Revista iMasters: Muito tem se falado sobre computação quântica ultimamente. A IBM, recentemente, anunciou que o seu IBM Q estará disponível comercialmente. Devido ao poder de processamento que esta tecnologia nos traz, você acredita que nós estejamos atrasados no desenvolvimento da criptografia quântica?
Alberto J. Azevedo: A computação quântica deve, muito em breve, causar uma revolução em nossas vidas, como resolver em questão de minutos, cálculos que hoje levavam anos. Mas não acho que estamos atrasados. A criptografia quântica já está aí e produzindo resultados. Vale lembrar que o objetivo da criptografia é exatamente esse: produzir métodos criptográficos que não necessitem comunicação prévia, permitam a detecção de intrusos, e sejam seguro mesmo que o intruso possua poder computacional ilimitado. Ou seja, mesmo o mais poderoso computador quântico, em tese não irá conseguir quebrar um algoritmo de criptografia quântica, pois ela se baseia em leis e princípios da física e mecânica quântica, ao contrário dos algoritmos de hoje, que se baseiam em funções matemáticas secretas que no fim só recebem essa classificação, pois o poder computacional é limitado.

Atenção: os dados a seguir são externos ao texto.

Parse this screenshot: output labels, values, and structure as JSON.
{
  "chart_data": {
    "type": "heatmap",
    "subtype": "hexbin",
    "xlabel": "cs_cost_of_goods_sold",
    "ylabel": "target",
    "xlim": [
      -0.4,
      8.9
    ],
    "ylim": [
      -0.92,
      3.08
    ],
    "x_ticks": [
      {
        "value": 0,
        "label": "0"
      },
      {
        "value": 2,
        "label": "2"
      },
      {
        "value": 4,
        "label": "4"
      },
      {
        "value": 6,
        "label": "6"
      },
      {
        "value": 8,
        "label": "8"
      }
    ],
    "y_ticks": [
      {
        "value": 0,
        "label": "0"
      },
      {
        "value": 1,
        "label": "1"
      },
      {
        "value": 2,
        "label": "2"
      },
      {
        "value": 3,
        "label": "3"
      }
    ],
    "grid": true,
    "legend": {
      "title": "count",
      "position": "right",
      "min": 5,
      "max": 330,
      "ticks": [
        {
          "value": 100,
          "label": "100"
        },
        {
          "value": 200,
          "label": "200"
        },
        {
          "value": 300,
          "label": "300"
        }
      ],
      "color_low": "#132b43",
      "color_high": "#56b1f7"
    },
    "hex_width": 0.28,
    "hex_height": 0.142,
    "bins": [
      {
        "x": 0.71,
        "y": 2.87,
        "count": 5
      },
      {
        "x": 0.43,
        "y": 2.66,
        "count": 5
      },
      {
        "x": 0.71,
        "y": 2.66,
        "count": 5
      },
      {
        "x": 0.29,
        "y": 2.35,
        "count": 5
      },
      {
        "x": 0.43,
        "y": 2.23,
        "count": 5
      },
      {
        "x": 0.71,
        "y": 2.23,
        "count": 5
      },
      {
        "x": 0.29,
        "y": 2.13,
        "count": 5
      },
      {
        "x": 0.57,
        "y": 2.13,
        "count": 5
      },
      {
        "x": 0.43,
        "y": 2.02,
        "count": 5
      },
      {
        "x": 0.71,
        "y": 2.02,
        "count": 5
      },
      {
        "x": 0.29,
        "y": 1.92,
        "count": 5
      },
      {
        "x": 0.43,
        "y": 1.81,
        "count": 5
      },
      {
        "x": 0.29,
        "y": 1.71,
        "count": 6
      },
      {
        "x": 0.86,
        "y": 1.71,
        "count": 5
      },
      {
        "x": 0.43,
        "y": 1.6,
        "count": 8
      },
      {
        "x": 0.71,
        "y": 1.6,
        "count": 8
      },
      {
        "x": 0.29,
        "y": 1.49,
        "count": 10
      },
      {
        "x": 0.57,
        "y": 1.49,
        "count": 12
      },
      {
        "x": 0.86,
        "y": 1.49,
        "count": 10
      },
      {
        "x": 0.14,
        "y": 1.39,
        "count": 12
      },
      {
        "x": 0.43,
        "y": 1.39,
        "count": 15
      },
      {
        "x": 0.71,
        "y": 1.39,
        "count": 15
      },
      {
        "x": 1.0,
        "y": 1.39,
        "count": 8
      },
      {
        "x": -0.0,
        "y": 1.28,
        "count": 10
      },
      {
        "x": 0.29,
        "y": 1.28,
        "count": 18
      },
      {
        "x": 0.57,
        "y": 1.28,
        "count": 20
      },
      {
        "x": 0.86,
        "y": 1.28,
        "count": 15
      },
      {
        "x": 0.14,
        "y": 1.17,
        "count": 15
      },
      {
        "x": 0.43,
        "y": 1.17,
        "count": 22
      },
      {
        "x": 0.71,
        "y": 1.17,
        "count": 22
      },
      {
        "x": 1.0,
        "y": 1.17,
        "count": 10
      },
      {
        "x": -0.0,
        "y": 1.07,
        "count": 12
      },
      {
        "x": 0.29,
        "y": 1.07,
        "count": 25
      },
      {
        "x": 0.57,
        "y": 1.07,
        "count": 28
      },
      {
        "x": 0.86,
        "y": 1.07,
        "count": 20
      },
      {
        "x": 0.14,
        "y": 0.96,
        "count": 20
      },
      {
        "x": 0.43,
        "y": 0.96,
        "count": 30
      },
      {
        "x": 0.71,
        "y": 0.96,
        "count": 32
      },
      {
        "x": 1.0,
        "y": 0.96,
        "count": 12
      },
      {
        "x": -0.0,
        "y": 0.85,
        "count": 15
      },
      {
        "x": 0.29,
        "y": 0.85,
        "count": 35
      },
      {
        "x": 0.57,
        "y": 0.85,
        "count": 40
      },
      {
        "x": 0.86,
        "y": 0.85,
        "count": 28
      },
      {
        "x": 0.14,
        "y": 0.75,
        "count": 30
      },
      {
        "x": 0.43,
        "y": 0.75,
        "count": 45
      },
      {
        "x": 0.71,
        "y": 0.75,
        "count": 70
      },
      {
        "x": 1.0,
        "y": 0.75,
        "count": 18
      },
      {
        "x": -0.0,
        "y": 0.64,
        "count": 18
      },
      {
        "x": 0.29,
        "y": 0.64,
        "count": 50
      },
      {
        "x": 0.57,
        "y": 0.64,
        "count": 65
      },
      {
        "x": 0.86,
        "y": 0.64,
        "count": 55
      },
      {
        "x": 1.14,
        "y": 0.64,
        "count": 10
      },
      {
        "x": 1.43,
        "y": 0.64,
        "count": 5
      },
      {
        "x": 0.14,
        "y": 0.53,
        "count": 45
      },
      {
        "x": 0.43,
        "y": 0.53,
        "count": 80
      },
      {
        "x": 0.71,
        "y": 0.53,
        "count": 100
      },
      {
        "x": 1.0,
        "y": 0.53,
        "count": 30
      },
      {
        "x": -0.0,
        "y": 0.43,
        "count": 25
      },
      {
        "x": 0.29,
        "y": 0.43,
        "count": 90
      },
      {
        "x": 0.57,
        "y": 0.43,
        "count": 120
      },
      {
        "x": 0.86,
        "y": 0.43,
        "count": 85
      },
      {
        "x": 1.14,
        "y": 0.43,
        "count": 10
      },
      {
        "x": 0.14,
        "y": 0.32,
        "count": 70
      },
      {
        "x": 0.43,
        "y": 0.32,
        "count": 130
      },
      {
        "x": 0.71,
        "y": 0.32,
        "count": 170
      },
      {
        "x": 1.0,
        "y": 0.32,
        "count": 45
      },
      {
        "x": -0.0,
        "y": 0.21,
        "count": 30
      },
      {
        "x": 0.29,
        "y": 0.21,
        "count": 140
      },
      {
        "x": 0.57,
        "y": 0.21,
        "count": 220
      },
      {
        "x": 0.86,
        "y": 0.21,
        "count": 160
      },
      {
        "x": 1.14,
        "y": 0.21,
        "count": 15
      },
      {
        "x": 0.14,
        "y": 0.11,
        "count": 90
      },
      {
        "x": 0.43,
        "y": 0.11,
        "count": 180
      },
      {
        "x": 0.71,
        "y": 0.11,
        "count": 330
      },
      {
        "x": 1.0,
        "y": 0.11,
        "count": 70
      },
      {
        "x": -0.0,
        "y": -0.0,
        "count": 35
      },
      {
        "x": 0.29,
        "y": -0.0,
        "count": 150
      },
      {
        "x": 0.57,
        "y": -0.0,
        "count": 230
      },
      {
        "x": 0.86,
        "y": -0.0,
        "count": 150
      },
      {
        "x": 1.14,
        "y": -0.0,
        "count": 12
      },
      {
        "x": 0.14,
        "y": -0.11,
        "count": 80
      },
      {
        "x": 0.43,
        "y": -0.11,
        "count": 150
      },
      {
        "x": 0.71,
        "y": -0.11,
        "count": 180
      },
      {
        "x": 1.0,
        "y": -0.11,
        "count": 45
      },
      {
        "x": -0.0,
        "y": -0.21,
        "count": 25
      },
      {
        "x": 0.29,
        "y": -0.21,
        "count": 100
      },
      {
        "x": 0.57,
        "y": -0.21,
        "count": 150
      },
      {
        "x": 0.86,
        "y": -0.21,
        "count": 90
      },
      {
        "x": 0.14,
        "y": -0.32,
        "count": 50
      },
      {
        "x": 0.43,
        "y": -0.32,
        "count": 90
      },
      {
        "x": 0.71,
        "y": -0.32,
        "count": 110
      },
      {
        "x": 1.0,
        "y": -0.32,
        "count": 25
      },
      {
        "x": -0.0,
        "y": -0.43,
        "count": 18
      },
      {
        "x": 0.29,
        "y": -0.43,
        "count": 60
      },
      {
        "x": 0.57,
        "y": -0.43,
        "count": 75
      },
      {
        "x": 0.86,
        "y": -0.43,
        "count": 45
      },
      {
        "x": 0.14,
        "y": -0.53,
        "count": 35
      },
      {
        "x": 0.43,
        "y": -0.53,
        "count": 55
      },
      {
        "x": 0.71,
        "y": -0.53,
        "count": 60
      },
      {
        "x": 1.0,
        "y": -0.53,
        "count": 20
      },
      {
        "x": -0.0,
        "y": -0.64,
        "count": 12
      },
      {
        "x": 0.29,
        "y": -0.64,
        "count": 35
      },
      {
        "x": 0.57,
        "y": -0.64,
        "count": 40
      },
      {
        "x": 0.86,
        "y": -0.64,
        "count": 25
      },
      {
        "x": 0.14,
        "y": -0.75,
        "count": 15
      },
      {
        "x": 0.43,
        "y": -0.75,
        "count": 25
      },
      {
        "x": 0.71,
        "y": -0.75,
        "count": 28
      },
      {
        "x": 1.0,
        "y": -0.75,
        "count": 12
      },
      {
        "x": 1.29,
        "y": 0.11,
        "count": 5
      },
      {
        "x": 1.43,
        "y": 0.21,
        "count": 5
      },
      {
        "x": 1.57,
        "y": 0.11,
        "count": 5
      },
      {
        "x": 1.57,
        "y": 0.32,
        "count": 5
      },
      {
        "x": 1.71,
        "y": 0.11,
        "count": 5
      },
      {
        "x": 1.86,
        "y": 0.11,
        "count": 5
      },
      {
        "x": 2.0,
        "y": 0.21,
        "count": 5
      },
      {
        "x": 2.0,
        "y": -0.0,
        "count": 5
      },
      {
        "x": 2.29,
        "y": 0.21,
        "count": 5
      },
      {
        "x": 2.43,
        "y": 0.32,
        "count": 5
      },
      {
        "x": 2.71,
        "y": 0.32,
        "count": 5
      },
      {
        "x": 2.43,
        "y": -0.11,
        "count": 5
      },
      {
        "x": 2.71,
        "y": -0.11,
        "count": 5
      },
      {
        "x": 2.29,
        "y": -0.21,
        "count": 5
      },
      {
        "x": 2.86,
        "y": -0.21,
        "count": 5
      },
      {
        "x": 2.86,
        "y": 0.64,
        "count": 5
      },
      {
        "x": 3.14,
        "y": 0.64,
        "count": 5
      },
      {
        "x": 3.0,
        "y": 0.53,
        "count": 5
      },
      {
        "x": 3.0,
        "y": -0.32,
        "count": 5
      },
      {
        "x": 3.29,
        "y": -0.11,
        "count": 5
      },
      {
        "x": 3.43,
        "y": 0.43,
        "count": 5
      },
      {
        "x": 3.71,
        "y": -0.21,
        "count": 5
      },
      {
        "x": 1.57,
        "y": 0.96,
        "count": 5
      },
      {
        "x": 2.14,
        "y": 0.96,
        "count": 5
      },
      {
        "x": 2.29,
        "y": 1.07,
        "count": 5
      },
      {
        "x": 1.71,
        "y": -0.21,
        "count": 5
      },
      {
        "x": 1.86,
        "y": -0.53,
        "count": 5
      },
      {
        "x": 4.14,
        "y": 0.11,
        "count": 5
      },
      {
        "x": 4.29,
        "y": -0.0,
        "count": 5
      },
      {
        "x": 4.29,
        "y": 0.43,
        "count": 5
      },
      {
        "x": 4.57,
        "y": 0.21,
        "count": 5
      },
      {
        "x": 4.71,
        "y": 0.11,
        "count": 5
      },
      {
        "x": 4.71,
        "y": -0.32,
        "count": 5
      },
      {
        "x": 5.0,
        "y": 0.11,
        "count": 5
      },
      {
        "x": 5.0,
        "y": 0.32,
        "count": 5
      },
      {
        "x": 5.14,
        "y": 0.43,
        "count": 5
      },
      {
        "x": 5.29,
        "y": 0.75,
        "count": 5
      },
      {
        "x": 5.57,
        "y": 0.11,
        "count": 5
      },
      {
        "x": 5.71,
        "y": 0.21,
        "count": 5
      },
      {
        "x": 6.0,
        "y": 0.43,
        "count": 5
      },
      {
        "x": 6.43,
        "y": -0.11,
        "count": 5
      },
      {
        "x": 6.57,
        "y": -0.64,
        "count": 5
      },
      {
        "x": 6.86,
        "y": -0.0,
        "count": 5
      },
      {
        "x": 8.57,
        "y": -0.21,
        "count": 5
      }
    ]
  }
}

Revista iMasters: Hoje, no que ela se aplica e em que poderemos ver a computação quântica num futuro próximo?
Alberto J. Azevedo: Hoje, ela já se aplica em comunicações ponta-a-ponta. Uma aplicação bem conhecida é o algoritmo one-time pad. A criptografia quântica ainda precisa enfrentar certos desafios, como a redução do custo de produção de fontes de fotão e repetidores quânticos para que se aumente o alcance das transmissões – hoje limitada cerca de 70 km. Mas acredito que os conceitos devam, em breve, produzir novos protocolos de distribuição de chave pública, autenticação e assinatura digital.
Revista iMasters: O que você acha que os desenvolvedores podem fazer para manter a segurança das suas aplicações daqui para frente?
Alberto J. Azevedo: A principal coisa é migrar tudo que for possível para SHA-2 e usar bibliotecas que utilizem funções criptográficas seguras. A migração como um todo deve ocorrer gradualmente, pois gigantes da indústria, principalmente o Google, já estão tomando medidas para “forçar” uma migração.